- Nakkar North
- Nakkar Shamali (North) Location within Azad Kashmir
- Coordinates: 33°02′07″N 73°54′39″E﻿ / ﻿33.03528°N 73.91083°E
- Country: Pakistan
- Territory: Azad Kashmir
- District: Bhimber District

Area
- • Total: 0.96 km^{2} (0.37 sq mi)
- Elevation: 290 m (950 ft)

Population (2016)
- • Total: 700
- • Density: 730/km^{2} (1,900/sq mi)
- Time zone: UTC+5 (PST)
- Postal code: 10040
- Calling code: 05827

= Nakkar Shamali (North) =

Village in Azad Kashmir

Nakkar Shamali (North)
is a small village in Bhimber District with a population over 700, out of which nearly 80 are living abroad, mostly UK. Literacy rate is above 90%. Over 60 families reside in this village. A majority of the population are Jats. The Government High School Panjeri is few kilometers from this village where people from many nearby villages get their primary and even secondary schooling. For higher studies, people move to the nearby cities, specially Mirpur, Azad Kashmir. Masjid Pir Taj Ud Din is the Jamia Masjid of this village and many other nearby villages.

== Etymology ==

"Nakka" in southern part of Kashmir commonly means a high peak of a small hill or mountain. A village situated on a nakka is known as Gurah Nakka, Gora Nakka or simply Nakkar. Because this place is a high peak of a small hill, it was known as Nakka only. But as the population increased, the place got a shape of a village and with the passage of time derived its name as Nakkar. Another village across the valley towards south of it, at the same height, was also given the name of Nakkar. Until the 1950s, a confusion of "Parli Nakkar" (The Other Nakkar) existed. Either side of the Nakkar used to call other one as Parli Nakkar and it was difficult to understand which Nakkar was being referred to.
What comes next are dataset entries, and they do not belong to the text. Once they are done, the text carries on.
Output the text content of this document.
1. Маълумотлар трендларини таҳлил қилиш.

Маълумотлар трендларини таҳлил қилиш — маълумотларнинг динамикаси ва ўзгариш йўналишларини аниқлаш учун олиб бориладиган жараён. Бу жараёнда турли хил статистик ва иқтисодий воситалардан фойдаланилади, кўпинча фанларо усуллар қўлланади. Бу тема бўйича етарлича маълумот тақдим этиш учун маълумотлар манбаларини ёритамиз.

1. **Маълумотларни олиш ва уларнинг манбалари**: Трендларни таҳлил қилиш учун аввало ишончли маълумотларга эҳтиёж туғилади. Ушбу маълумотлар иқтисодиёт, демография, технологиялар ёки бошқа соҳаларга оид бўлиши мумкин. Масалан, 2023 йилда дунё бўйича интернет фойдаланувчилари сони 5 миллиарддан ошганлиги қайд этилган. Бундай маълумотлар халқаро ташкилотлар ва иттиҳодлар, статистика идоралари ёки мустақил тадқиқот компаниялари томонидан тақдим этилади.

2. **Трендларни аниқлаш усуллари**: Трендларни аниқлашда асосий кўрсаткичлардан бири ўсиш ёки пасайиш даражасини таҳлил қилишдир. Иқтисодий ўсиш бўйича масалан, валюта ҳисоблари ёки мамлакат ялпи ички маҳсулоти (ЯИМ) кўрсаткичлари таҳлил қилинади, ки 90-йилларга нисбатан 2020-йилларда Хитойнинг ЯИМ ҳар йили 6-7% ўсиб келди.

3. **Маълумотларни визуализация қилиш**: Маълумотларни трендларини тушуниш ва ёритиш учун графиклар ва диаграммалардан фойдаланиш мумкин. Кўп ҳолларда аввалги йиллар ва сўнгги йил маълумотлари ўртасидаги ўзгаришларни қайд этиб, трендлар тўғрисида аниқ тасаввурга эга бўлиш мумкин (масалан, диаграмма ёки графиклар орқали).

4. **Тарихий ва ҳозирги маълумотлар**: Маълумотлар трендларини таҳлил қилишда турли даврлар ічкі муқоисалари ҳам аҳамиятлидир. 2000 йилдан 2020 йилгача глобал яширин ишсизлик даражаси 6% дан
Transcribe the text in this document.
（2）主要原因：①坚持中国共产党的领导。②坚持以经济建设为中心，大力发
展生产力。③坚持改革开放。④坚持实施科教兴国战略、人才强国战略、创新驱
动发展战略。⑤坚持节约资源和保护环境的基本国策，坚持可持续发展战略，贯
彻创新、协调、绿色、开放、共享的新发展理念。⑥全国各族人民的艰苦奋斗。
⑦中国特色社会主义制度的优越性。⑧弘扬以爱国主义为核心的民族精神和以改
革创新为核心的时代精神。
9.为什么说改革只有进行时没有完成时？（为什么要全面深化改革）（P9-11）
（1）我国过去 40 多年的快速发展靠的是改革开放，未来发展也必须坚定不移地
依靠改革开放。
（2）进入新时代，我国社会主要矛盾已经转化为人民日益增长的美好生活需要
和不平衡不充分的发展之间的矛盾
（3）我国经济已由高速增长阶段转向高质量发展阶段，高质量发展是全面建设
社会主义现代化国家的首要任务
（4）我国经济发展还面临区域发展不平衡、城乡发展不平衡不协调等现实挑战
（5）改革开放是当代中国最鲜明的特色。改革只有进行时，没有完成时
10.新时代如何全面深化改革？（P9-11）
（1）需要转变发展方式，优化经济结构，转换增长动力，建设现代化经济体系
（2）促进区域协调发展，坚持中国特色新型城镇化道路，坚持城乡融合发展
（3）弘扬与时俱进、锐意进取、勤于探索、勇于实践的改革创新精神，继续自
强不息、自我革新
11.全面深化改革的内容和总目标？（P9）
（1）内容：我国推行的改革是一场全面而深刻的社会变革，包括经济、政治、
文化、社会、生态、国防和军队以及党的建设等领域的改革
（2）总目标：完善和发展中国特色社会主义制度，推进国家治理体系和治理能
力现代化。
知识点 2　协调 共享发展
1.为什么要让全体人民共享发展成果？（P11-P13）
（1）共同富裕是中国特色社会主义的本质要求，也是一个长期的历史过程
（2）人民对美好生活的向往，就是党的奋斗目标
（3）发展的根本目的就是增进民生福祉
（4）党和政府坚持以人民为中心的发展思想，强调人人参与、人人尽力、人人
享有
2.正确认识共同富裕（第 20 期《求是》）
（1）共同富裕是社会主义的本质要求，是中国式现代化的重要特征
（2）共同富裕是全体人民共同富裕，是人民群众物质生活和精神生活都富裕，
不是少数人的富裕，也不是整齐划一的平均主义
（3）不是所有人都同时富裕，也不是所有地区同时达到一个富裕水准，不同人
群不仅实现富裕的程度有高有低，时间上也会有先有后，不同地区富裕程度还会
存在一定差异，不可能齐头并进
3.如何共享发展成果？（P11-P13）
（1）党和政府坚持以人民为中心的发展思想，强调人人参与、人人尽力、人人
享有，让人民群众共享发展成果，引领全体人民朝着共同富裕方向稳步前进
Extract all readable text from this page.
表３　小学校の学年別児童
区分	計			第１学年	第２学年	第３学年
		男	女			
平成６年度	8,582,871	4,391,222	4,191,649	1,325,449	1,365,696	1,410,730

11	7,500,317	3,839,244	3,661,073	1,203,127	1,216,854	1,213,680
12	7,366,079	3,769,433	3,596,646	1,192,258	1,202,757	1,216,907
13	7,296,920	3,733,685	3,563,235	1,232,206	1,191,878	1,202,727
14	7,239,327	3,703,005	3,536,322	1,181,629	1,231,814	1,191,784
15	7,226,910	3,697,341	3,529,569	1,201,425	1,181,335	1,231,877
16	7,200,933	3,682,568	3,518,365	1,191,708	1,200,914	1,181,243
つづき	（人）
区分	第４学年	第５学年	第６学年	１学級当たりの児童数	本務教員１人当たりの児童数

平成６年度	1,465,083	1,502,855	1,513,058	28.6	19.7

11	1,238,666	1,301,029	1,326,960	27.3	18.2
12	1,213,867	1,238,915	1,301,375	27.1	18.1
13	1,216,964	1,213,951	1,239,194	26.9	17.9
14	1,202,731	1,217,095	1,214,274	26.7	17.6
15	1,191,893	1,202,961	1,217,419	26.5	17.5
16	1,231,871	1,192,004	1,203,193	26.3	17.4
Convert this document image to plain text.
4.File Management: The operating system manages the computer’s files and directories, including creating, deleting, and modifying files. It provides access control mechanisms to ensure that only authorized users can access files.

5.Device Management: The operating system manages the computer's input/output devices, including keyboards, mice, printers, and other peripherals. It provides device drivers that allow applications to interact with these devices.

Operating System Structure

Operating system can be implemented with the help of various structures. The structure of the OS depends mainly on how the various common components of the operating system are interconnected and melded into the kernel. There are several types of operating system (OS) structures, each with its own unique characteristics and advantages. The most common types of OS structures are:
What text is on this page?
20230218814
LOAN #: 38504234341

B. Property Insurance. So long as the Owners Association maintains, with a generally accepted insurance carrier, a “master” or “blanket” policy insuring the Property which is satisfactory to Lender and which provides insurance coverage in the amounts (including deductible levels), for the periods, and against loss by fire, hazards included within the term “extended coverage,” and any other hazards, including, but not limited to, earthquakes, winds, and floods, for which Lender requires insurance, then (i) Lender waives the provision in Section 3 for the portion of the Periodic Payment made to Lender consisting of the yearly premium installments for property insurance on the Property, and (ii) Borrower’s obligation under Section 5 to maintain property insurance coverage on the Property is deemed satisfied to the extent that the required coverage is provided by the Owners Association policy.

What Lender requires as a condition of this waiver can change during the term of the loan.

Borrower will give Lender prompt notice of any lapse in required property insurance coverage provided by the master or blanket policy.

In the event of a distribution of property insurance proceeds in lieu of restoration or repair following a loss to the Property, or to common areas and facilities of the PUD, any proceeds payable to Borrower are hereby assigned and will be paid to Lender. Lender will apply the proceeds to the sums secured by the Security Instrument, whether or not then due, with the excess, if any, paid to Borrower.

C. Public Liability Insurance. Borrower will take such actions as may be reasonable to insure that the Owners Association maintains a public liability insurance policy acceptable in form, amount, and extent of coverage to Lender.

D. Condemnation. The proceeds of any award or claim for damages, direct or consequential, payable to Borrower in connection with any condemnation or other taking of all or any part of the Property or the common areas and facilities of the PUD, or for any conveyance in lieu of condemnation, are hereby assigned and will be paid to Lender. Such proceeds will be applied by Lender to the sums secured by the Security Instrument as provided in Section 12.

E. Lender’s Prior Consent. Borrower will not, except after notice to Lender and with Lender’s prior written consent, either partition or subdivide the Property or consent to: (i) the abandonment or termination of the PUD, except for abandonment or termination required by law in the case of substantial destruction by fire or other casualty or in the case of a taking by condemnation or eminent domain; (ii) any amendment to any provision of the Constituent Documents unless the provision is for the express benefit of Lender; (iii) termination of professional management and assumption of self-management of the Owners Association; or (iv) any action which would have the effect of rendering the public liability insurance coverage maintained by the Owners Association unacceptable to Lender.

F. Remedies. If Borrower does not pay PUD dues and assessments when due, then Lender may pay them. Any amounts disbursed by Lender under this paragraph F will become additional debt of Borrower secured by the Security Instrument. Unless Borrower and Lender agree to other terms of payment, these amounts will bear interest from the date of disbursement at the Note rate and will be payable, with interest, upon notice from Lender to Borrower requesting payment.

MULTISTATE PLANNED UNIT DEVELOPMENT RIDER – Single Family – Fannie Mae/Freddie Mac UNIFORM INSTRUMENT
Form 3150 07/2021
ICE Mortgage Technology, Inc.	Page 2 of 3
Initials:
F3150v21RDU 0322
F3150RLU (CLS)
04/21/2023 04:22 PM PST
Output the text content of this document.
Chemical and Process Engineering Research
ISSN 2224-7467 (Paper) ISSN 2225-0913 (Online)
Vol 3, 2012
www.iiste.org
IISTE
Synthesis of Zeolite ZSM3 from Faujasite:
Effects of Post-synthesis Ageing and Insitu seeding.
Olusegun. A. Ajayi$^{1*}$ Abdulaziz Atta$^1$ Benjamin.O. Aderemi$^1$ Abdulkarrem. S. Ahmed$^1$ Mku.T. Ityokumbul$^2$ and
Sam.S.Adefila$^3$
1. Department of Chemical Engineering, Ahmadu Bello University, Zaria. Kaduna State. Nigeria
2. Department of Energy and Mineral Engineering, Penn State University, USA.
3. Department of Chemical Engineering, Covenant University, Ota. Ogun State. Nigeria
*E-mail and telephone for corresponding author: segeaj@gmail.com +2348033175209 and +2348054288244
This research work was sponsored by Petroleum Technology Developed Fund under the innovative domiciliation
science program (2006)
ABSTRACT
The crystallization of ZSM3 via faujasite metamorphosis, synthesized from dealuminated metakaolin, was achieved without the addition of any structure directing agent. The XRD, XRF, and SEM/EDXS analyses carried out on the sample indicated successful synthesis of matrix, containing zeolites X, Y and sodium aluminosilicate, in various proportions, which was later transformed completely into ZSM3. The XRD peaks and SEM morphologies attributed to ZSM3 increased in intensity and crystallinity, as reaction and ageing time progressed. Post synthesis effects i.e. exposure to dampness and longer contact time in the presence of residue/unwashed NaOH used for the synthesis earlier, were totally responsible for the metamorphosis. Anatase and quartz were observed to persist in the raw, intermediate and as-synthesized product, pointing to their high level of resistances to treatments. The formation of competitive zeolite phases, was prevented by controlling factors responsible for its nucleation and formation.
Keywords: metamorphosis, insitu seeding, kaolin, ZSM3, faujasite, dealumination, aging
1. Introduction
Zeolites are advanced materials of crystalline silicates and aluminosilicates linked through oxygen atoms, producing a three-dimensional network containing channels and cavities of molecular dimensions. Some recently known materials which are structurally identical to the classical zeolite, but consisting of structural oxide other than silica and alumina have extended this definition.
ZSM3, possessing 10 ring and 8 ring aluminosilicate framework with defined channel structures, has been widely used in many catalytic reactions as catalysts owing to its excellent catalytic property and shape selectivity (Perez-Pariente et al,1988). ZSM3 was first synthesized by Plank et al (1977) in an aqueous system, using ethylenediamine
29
An educated notable, Chaudhary Fazal Karim (1926–1997) of this village started giving its present recognition as Nakkar Shamali (North) and similarly the other side as Nakkar Janubi (South).

== History ==

The history of the village is traced about 300 years back. In the 1830s, a local notable of the area (originally from a nearby village Kund), Chaudhary Imam Baksh became rebellious against tyranny of a jagirdar in the Sikh rule, became absconder and sneaked away in the mountains of Kus Gopal. In the 1850s after having spent years in jungle, he came back and preferred to get settle in Nakkar. At that time Mochis, Kasaais, Parayis, Telis and Heers used to live in the village. In the 1860s, Bukhari Sayyids migrated from Srinagar and also got settled in the same village. In the 1950s, a family of Darzis migrated from Nowshehra (held Kashmir) and became part of this village and in the 1970s one of the families of Tarkhans from Kund village too settled here. Major (R) Jahangir Ahmed Chaudhary (s/o Chaudhary Fazal Karim), a renowned writer and a notable person in Bhimber Azad Kashmir, is also from this village.